Microwave Pineapple Upside Down Cake - dairy and egg free!

Kitty's picture
Recipe Name: 
Microwave Pineapple Upside Down Cake - dairy and egg free!
Overview: 
A quick cook pineapple upside down cake with a caramel topping. Delicious! Its dairy, egg and soya free and I can't see why it couldn't be wheat free too.
Type of Dish: 
Desserts
Free From: 
Dairy
Egg
Fish
Nuts
Sesame
Shellfish
Soya
Ingredients: 

For the caramel topping:

2 tablespoons of dairy free butter or margarine (I used Pure sunflower)

75g brown sugar

For the cake mix:

115g / 4oz dairy free butter or margarine (I used Pure sunflower)

115g / 4oz plain flour (sieved) - I used wheat flour but you could try it with a gluten free flour.

115g / 4oz caster sugar

Egg replacer equivalent to 2 large eggs. If your egg replacer says its equivalent to a medium egg then just be a bit generous with your measurements.

1tsp vanilla extract or flavouring

1 tsp baking powder

2tbps oat/rice/coconut milk or use water.

A can of pineapple rings or a fresh pineapple (peeled and sliced thinly)

Method: 

1) Use a round pudding bowl that is suitable for a microwave. Line the bottom of the bowl with a round piece of grease proof paper and then lightly grease the whole of the inside of the bowl with a little dairy free margarine/butter.

2) Make the caramel by creaming the brown sugar and 2 tablespoons of margarine/butter until you make a smooth light paste. Put this paste into the bottom of the bowl, covering the circle of greaseproof paper.

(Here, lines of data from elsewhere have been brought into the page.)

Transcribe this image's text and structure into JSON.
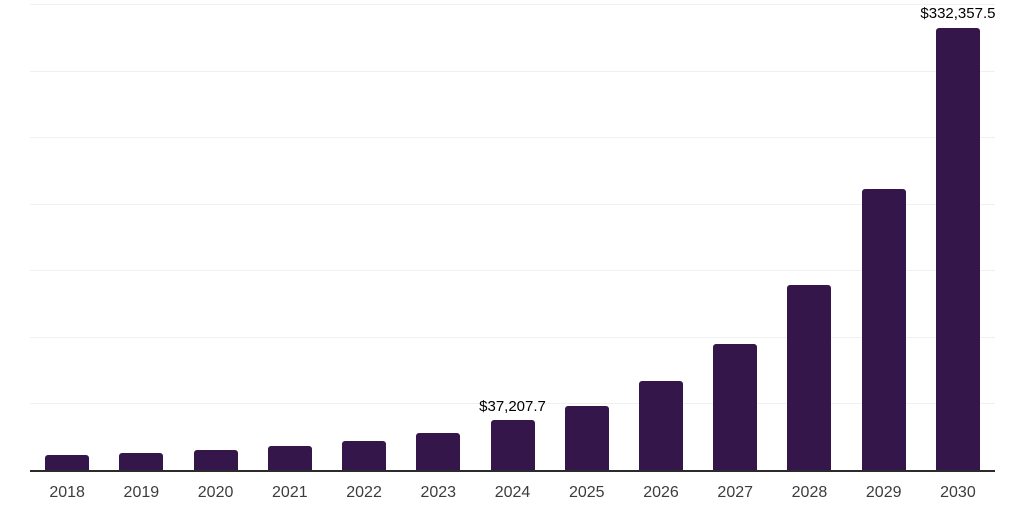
{
  "chart_data": {
    "type": "bar",
    "categories": [
      "2018",
      "2019",
      "2020",
      "2021",
      "2022",
      "2023",
      "2024",
      "2025",
      "2026",
      "2027",
      "2028",
      "2029",
      "2030"
    ],
    "values": [
      11100,
      13000,
      15300,
      18300,
      21900,
      28100,
      37207.7,
      48000,
      66600,
      94300,
      138600,
      211400,
      332357.5
    ],
    "value_labels": [
      "",
      "",
      "",
      "",
      "",
      "",
      "$37,207.7",
      "",
      "",
      "",
      "",
      "",
      "$332,357.5"
    ],
    "ylim": [
      0,
      350000
    ],
    "grid_step": 50000,
    "grid": "on",
    "legend": "none",
    "colors": {
      "bar": "#35164B",
      "grid": "#f0f0f0",
      "axis": "#2b2b2b",
      "value_label": "#000000",
      "tick_label": "#3c3c3c",
      "background": "#ffffff"
    }
  }
}
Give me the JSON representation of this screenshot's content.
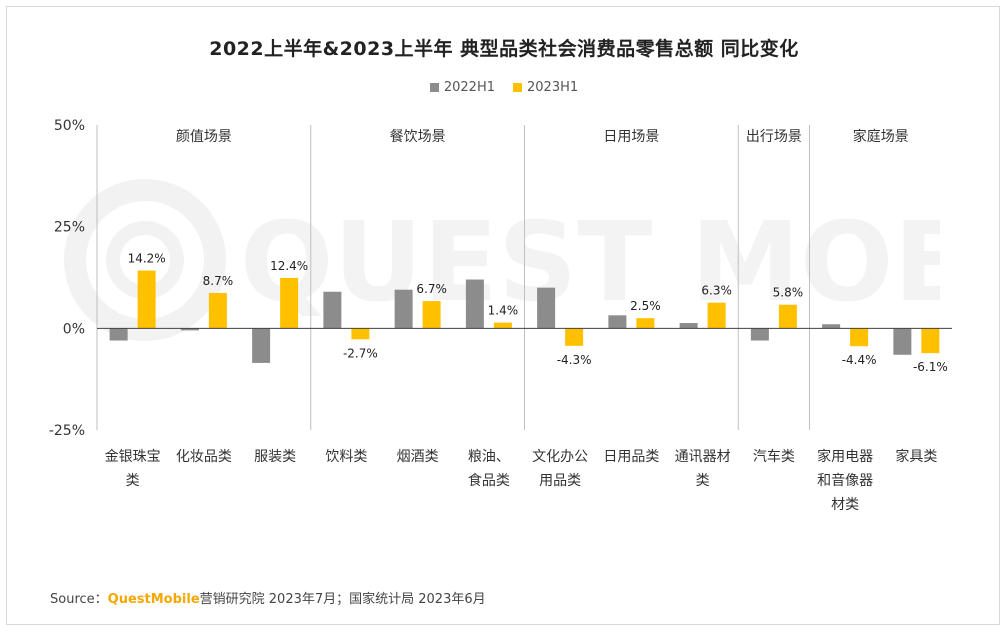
{
  "page": {
    "title": "2022上半年&2023上半年 典型品类社会消费品零售总额 同比变化",
    "source_prefix": "Source：",
    "source_brand": "QuestMobile",
    "source_suffix": "营销研究院 2023年7月；国家统计局 2023年6月",
    "watermark": "QUEST MOBILE"
  },
  "chart_data": {
    "type": "bar",
    "title": "2022上半年&2023上半年 典型品类社会消费品零售总额 同比变化",
    "ylim": [
      -25,
      50
    ],
    "yticks": [
      -25,
      0,
      25,
      50
    ],
    "ytick_labels": [
      "-25%",
      "0%",
      "25%",
      "50%"
    ],
    "grid": false,
    "legend_position": "top-center",
    "categories": [
      "金银珠宝类",
      "化妆品类",
      "服装类",
      "饮料类",
      "烟酒类",
      "粮油、食品类",
      "文化办公用品类",
      "日用品类",
      "通讯器材类",
      "汽车类",
      "家用电器和音像器材类",
      "家具类"
    ],
    "category_lines": [
      [
        "金银珠宝",
        "类"
      ],
      [
        "化妆品类"
      ],
      [
        "服装类"
      ],
      [
        "饮料类"
      ],
      [
        "烟酒类"
      ],
      [
        "粮油、",
        "食品类"
      ],
      [
        "文化办公",
        "用品类"
      ],
      [
        "日用品类"
      ],
      [
        "通讯器材",
        "类"
      ],
      [
        "汽车类"
      ],
      [
        "家用电器",
        "和音像器",
        "材类"
      ],
      [
        "家具类"
      ]
    ],
    "groups": [
      {
        "label": "颜值场景",
        "start": 0,
        "end": 2
      },
      {
        "label": "餐饮场景",
        "start": 3,
        "end": 5
      },
      {
        "label": "日用场景",
        "start": 6,
        "end": 8
      },
      {
        "label": "出行场景",
        "start": 9,
        "end": 9
      },
      {
        "label": "家庭场景",
        "start": 10,
        "end": 11
      }
    ],
    "series": [
      {
        "name": "2022H1",
        "color": "#8c8c8c",
        "values": [
          -3,
          -0.5,
          -8.5,
          9,
          9.5,
          12,
          10,
          3.2,
          1.3,
          -3,
          1,
          -6.5
        ],
        "labels": []
      },
      {
        "name": "2023H1",
        "color": "#ffc000",
        "values": [
          14.2,
          8.7,
          12.4,
          -2.7,
          6.7,
          1.4,
          -4.3,
          2.5,
          6.3,
          5.8,
          -4.4,
          -6.1
        ],
        "labels": [
          "14.2%",
          "8.7%",
          "12.4%",
          "-2.7%",
          "6.7%",
          "1.4%",
          "-4.3%",
          "2.5%",
          "6.3%",
          "5.8%",
          "-4.4%",
          "-6.1%"
        ]
      }
    ]
  }
}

3) Now lay the pineapple rings on top of the paste, you can use any pattern you like but may want to do a whole ring in the centre and halves round the outside.

4) Now make the cake mix. Cream the butter and caster sugar together until light and fluffy, using an electic mixer or by hand. Now slowly add the egg replacer and the vanilla. Keep mixing well until fully combined.

5) Slowly add a little of the baking powder and flour, a bit at a time. Once combined, add the milk or water and mix again until you've formed a smooth batter.

6) Add the batter to the pudding bowl and smooth the top. Now completely cover the bowl with cling film to allow the pudding to steam. I ran out of clingfilm so used greaseproof paper and it seemed to work just as well!

7) Cook on high in the microwave for between 5 and 10minutes. Each microwave cooks at different speeds so I cooked it for 5 minutes and then kept cooking it for another 2 minutes until it was cooked through - you can check this by inserting a cocktail stick into the centre and seeing if it comes out clean rather than wet with mixture.  

8) You can serve the pudding from the bowl or turn it out onto a plate and serve from there. Its definitely best eaten straight away as goes a little crunchy on top if left to cool and then eaten (although still tasty like this!)

Lovely with dairy free icecream, dairy free cream or custard. Yummy enough to eat on its own too!